Nací en el campo, en una colonia cañera ubicada aproximadamente 9 kilómetros al oeste de Bella Vista, en lo que hoy es Campo de Herrera, sobre la ruta 38, de la cual el dueño era Bartolomé Barisio, buen hombre, un buen patrón. Por cierto que las comodidades no sobraban en aquellas casas de suncho, con techo de chapas y cocina de despunte. Eramos 7 hermanos, cuatro varones y tres mujeres, yo el tercero en orden. Comencé a trabajar a los 8 años en el cerco, labor que alternaba con la caza de "ocultos", una plaga de los cañaverales, son roedores que comen raíces, cuya captura se pagaba por cabeza. El trabajo comenzaba a las 4 de la mañana, y lo peor eran las heladas y heridas que se provocaba uno al querer cortar la caña con los dedos entumecidos por el frío. Tal vez por eso fue que me gustaba tanto la escuela, era una forma de escaparle al cerco. Mis padres no sabían leer, y a nosotros nos enviaban de prepo a la escuela, porque el comisario controlaba estrictamente la concurrencia de los chicos a clase, y no era cosa de batallar contra todo un personaje. Yo era mulero, junto a uno de mis hermanos, y así, entre el trabajo y los libros, concluí 4º grado, que era el último de esa escuela. Terminamos 14 chicos, y un buen día llegaron a la colonia en patota la maestra, el secretario del sindicato y el comisario, para pedir a mis padres que me siguieran enviando a la escuela. Es como que los veo, mi viejo de sombrero ancho, manos en la espalda, y mi madre con el pañuelo en la cabeza, asintiendo al pedido, mientras yo escuchaba sin poder creerlo desde atrás de un tala.

¿A qué escuela lo enviaron?.
A la de la villa, en Bella Vista. Trabajaba de mañana en el cerco, y por la tarde hacía a pie los 10 kilómetros hasta la escuela. Fíjese que una vez le pregunté a mi primera maestra, una santiagueña llamada Celia Herrera, porqué me había elegido de entre todos mis compañeritos para seguir estudiando, me contestó simplemente que creía haber visto en mí "algo, un interés especial por el estudio". Lo cierto es que en este otro colegio yo no tenía zapatos y sólo un guardapolvo con más remiendos que tela. Entre mis compañeros estaban Hugo Riera, hermano de quien fuera gobernador, y varios hijos de comerciantes. Recuerdo con emoción a mi maestra, Clelia Legname, que tuvo el valor de designarme abanderado en 6º grado, justamente a mí, el más pobre de todos, decisión que puede parecer intrascendente, pero que ha quedado grabada en mi corazón; aquella noble mujer se encargó de conseguirme zapatos y guardapolvo para las ceremonias.

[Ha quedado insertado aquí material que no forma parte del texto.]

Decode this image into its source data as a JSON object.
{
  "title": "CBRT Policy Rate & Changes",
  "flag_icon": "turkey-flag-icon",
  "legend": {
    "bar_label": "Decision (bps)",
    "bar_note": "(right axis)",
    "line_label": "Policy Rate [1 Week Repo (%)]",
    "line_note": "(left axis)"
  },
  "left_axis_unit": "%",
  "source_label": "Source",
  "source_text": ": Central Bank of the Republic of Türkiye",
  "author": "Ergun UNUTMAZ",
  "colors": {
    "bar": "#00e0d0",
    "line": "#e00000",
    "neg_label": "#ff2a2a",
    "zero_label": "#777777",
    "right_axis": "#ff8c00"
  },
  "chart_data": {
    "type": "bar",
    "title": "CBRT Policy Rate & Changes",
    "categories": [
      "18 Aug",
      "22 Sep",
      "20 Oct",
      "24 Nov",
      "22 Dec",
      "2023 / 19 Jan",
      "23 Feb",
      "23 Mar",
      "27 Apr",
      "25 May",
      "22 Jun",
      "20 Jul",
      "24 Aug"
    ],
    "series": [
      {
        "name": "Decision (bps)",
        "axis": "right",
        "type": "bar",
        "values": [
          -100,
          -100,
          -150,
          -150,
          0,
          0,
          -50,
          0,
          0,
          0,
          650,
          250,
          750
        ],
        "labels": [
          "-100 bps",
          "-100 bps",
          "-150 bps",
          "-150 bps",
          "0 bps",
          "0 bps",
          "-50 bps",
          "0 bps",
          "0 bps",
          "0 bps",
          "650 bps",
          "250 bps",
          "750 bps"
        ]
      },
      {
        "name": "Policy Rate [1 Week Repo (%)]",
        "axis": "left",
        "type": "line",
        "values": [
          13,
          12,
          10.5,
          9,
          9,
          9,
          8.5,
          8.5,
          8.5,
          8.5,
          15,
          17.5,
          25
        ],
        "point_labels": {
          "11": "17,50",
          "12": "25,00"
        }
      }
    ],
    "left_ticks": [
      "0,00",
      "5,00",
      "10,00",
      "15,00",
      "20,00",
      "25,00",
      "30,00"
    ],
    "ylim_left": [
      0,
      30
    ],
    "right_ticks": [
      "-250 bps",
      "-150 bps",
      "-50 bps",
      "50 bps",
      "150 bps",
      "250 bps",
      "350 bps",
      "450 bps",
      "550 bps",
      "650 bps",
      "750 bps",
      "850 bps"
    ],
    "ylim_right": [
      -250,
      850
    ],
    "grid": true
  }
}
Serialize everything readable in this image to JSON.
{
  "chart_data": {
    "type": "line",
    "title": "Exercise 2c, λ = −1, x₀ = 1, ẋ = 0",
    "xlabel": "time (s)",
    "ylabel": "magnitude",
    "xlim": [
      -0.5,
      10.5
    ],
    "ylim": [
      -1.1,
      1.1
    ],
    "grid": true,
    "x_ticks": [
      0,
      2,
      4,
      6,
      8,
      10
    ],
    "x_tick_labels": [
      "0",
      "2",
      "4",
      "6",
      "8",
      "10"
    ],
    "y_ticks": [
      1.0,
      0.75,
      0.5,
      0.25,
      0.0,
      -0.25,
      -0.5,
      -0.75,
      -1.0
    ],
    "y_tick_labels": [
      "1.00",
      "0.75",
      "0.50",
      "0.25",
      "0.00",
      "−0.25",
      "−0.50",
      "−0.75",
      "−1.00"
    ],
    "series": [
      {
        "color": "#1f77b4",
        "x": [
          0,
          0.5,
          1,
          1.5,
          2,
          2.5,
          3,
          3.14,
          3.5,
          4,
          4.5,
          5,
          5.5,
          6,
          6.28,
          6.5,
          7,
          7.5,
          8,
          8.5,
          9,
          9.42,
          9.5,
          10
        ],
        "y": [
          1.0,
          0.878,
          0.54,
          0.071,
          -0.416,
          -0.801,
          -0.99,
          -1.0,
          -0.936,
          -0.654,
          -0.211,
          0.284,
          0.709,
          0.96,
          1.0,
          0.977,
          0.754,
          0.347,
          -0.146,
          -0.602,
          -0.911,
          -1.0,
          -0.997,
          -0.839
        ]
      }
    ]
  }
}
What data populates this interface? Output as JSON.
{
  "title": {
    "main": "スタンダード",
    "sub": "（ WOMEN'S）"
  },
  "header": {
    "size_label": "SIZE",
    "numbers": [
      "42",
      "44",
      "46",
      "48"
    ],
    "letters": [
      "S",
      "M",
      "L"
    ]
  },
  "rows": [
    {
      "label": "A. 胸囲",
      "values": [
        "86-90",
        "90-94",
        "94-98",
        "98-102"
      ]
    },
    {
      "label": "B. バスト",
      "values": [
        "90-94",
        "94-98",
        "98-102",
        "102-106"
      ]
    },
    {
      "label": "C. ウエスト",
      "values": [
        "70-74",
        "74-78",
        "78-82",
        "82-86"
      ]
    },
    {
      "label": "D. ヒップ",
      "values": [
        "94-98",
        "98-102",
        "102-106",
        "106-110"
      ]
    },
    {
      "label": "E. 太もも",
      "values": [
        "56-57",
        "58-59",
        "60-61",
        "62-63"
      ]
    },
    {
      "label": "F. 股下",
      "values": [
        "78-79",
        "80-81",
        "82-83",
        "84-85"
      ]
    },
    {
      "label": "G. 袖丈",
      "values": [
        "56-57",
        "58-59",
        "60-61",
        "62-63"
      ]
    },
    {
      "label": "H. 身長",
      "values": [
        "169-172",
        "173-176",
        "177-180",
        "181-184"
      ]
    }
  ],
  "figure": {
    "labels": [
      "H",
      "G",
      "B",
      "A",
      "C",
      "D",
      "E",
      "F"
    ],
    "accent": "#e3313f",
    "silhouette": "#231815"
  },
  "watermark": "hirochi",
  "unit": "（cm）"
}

¿Qué pasó al terminar la escuela primaria?.
Yo ansiaba seguir estudiando. Un día, sin previo aviso, llegó a casa el diputado "Mocho" Castro, me hizo cargar en un bolsito algunas pertenencias, y me llevó a la ciudad, donde buscaría para mí lugar en alguna escuela para chicos pobres. Probamos sin suerte en varios establecimientos, hasta que llegamos al colegio de los curas azules, en San Cayetano. Allí quedé como interno, para hacer el secundario en una escuela que se iniciaba justamente con la camada nuestra.
Arreglé de forma que se me permitiera regresar los viernes al cerco, porque yo ya era obrero estable en la colonia, y tenía que tener un mínimo de horas para conservar el trabajo.
Trabajaba viernes y sábado, y en las vacaciones el patrón me daba trabajo para que completara las horas requeridas para conservar el empleo.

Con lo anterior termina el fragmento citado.